20 days at 4 servings a day, which is 2 scoops each shake.  Than add in I use pwo spike on weekends, which is 2 servings a day more on 2 days of the week.  So probably around 16-17 days for 5lbs ON.


----------



## Alaric (Mar 4, 2005)

I used 10 lbs in about 5 weeks, so that makes about 5 lbs in 2.5 weeks.
Was bulking (3800 calorier diet....3 shakes/day)


----------



## the_menace (Mar 5, 2005)

2-3 weeks.
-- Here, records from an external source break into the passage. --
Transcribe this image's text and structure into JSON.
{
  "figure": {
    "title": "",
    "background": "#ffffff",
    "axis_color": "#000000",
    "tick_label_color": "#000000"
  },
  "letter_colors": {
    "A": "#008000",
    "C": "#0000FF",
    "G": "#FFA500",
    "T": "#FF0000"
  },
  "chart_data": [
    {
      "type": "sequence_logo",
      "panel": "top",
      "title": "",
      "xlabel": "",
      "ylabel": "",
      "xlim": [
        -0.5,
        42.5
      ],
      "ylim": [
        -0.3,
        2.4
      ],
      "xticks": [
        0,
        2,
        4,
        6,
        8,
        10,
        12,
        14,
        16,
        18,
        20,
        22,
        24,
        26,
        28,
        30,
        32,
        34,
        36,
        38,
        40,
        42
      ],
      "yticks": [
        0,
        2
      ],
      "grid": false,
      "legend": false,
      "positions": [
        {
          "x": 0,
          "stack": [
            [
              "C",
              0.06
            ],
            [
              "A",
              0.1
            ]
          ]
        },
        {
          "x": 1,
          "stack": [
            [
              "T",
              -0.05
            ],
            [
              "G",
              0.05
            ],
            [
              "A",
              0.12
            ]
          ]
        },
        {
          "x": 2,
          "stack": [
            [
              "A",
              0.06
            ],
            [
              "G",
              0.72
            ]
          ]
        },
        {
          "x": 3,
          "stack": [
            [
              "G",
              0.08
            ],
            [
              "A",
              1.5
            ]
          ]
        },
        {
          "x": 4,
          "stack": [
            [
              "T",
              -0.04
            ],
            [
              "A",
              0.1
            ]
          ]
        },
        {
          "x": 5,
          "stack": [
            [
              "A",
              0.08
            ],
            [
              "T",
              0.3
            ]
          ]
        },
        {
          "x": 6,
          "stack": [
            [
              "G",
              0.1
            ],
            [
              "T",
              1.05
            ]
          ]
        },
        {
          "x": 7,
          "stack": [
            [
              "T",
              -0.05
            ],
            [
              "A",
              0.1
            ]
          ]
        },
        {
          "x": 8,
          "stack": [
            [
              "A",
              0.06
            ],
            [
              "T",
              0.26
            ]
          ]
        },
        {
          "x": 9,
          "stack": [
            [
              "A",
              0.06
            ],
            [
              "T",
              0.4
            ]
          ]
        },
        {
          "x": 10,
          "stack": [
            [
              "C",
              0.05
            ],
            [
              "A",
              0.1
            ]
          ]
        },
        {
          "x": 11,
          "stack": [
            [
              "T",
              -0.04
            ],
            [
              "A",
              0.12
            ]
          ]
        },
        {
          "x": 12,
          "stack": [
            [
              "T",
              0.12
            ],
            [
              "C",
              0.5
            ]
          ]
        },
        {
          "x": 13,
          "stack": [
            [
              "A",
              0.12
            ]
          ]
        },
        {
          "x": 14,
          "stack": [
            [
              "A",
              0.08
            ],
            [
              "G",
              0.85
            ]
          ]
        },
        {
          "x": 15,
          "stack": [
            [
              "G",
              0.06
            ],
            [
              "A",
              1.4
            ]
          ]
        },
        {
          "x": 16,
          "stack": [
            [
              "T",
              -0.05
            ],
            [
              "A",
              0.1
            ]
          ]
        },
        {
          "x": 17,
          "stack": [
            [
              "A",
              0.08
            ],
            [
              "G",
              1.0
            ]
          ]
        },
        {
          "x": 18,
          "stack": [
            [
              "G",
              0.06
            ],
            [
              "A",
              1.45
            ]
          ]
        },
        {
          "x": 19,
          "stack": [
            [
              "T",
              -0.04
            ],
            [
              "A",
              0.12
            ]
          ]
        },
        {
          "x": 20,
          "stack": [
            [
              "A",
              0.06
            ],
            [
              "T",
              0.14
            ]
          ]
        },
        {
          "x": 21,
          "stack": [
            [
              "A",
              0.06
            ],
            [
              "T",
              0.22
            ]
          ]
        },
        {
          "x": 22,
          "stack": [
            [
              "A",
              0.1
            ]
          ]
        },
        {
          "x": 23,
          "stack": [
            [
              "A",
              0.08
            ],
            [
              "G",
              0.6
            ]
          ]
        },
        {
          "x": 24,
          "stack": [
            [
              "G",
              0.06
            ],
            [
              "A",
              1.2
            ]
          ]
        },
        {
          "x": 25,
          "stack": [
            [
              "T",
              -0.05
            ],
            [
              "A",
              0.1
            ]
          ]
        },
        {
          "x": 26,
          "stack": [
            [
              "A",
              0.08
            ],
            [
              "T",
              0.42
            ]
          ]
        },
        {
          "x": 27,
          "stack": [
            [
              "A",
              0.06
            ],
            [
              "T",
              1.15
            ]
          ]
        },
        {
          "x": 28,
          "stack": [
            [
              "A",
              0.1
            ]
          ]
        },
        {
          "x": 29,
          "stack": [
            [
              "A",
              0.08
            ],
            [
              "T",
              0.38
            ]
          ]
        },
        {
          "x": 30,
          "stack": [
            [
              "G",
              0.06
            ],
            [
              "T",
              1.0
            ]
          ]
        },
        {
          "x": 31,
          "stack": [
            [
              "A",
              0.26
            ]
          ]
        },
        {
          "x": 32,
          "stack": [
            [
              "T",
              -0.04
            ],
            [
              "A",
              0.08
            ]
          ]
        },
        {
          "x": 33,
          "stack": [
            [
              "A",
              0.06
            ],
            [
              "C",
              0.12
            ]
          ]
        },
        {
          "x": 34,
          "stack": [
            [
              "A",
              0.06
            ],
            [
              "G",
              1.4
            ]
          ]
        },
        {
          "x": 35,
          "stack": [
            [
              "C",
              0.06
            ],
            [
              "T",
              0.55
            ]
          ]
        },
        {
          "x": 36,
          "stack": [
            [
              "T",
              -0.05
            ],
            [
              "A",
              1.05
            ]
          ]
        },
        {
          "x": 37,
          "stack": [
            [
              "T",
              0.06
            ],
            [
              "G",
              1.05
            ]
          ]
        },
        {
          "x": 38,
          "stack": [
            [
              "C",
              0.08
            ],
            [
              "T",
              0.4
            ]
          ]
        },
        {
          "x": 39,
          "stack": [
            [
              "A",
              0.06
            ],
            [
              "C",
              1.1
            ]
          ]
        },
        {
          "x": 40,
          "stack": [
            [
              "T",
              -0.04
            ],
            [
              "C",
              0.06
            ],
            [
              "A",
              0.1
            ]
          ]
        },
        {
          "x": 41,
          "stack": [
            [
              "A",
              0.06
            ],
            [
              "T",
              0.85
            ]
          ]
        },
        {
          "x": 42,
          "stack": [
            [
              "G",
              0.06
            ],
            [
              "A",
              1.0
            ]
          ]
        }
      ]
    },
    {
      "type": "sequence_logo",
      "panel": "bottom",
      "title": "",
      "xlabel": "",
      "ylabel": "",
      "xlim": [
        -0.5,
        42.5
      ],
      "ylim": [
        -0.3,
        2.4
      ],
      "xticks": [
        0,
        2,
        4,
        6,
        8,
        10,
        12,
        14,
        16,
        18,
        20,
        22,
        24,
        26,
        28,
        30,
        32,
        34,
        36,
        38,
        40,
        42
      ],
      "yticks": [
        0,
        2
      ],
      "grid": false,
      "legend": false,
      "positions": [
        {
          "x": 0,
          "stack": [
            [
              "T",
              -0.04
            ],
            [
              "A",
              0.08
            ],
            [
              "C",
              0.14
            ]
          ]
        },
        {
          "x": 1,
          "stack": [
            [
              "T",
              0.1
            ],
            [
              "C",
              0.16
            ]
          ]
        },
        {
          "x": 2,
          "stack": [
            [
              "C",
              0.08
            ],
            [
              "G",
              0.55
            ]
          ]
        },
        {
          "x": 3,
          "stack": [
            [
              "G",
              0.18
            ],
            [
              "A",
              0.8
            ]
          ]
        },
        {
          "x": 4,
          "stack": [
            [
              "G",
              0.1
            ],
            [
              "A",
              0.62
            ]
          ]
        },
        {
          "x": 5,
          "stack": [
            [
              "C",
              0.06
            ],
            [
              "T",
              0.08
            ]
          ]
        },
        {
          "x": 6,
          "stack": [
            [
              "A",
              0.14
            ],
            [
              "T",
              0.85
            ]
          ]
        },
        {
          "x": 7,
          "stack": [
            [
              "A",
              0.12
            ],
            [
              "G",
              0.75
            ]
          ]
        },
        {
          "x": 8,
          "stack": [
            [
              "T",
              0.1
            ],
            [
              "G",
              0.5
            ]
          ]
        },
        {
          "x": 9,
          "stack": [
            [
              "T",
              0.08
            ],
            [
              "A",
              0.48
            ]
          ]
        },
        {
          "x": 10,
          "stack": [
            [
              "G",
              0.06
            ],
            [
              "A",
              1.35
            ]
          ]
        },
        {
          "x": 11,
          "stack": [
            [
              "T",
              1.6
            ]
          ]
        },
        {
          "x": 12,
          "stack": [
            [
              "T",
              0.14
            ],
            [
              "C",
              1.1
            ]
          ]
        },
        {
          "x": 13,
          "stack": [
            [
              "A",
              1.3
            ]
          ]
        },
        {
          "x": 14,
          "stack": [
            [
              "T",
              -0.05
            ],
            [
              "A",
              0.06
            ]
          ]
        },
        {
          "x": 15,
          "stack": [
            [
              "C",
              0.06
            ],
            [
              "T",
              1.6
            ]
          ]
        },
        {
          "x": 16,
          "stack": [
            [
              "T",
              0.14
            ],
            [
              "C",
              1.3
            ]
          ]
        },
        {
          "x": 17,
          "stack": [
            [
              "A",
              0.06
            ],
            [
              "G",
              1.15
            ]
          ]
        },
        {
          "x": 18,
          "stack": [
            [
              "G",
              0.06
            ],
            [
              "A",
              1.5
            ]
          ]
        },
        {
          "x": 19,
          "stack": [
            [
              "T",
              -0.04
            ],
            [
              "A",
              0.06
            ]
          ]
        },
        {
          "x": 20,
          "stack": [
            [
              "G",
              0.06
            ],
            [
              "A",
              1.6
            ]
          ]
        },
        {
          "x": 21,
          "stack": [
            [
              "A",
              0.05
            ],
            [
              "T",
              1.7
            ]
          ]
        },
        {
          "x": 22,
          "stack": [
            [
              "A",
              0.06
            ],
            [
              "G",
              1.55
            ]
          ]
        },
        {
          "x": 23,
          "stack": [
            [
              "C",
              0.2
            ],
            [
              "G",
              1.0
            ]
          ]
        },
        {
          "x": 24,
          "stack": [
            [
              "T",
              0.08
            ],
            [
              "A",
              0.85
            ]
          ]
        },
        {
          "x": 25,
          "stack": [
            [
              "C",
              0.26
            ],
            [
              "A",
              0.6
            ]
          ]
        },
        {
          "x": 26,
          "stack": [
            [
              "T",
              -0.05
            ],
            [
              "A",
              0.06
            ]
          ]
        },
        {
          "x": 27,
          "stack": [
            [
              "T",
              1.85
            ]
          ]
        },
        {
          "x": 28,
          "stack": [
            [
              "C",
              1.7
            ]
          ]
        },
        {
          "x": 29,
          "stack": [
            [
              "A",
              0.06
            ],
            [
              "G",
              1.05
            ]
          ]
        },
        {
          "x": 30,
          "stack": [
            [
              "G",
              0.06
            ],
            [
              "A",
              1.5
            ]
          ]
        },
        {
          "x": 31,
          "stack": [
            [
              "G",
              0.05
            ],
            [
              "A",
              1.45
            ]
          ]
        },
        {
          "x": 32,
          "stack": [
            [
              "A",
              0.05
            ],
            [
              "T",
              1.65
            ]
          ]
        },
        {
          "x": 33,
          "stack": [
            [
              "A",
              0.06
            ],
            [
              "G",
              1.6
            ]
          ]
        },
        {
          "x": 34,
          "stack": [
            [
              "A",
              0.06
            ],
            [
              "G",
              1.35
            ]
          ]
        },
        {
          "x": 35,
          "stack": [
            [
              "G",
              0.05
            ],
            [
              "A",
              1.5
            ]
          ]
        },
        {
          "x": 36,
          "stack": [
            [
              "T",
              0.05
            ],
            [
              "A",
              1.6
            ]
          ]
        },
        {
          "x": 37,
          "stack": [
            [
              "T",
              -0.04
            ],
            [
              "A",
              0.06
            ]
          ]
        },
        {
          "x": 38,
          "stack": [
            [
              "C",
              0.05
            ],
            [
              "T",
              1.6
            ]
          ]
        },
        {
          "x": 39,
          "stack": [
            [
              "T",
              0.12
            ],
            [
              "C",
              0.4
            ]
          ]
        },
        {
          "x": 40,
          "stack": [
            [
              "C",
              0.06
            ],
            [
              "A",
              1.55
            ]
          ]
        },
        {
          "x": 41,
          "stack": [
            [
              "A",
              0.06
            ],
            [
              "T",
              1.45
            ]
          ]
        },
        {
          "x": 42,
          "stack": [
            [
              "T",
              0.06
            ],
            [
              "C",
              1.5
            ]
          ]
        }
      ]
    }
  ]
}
I go through 2-3 shakes per day (2 1/2 each -- approx. 55g).


----------



## pampotch (Mar 8, 2005)

plan 2 use it 2months hehehehe its damn expensive here. i just bought optimum nutrition 5lbs 2,700 pesos thats around 48dollars. how much is it in ur location?


----------



## derekisdman (Mar 8, 2005)

buy it online, 10 lbs is that same price; $48.


----------



## Seanp156 (Mar 8, 2005)

6 lbs last me about a month. 4 scoops on non-workout days, 6 on workout days.


----------



## thatguy (Mar 8, 2005)

Takes me a month.


----------



## Alaric (Mar 8, 2005)

I buy it for $85 CAD here, not too much of a diff, if i order online it costs about $80 CAD (because of shipping and handling) sometimes even more, if it goes through customs....


----------



## Maynard Keenan (Mar 8, 2005)

3-4 Weeks At 2 Shakes A Day


----------



## pampotch (Mar 8, 2005)

im from philippines so i dont know how to get it. also a mall here sells it 4thousand pesos around 70dollars but i got it 2,700 so its cheap compare to other


----------



## pampotch (Mar 8, 2005)

by the way should i mix whey On with gnc's creatine powder? plan to take it after gym. or should i take also b4 going to gym?


----------



## seven11 (Mar 9, 2005)

5lbs container lasts me 2-3 weeks.... but good i found some cheap whey in costoc only 20$ hehe so i wont be going broke


----------



## seven11 (Mar 9, 2005)

whooops already am


----------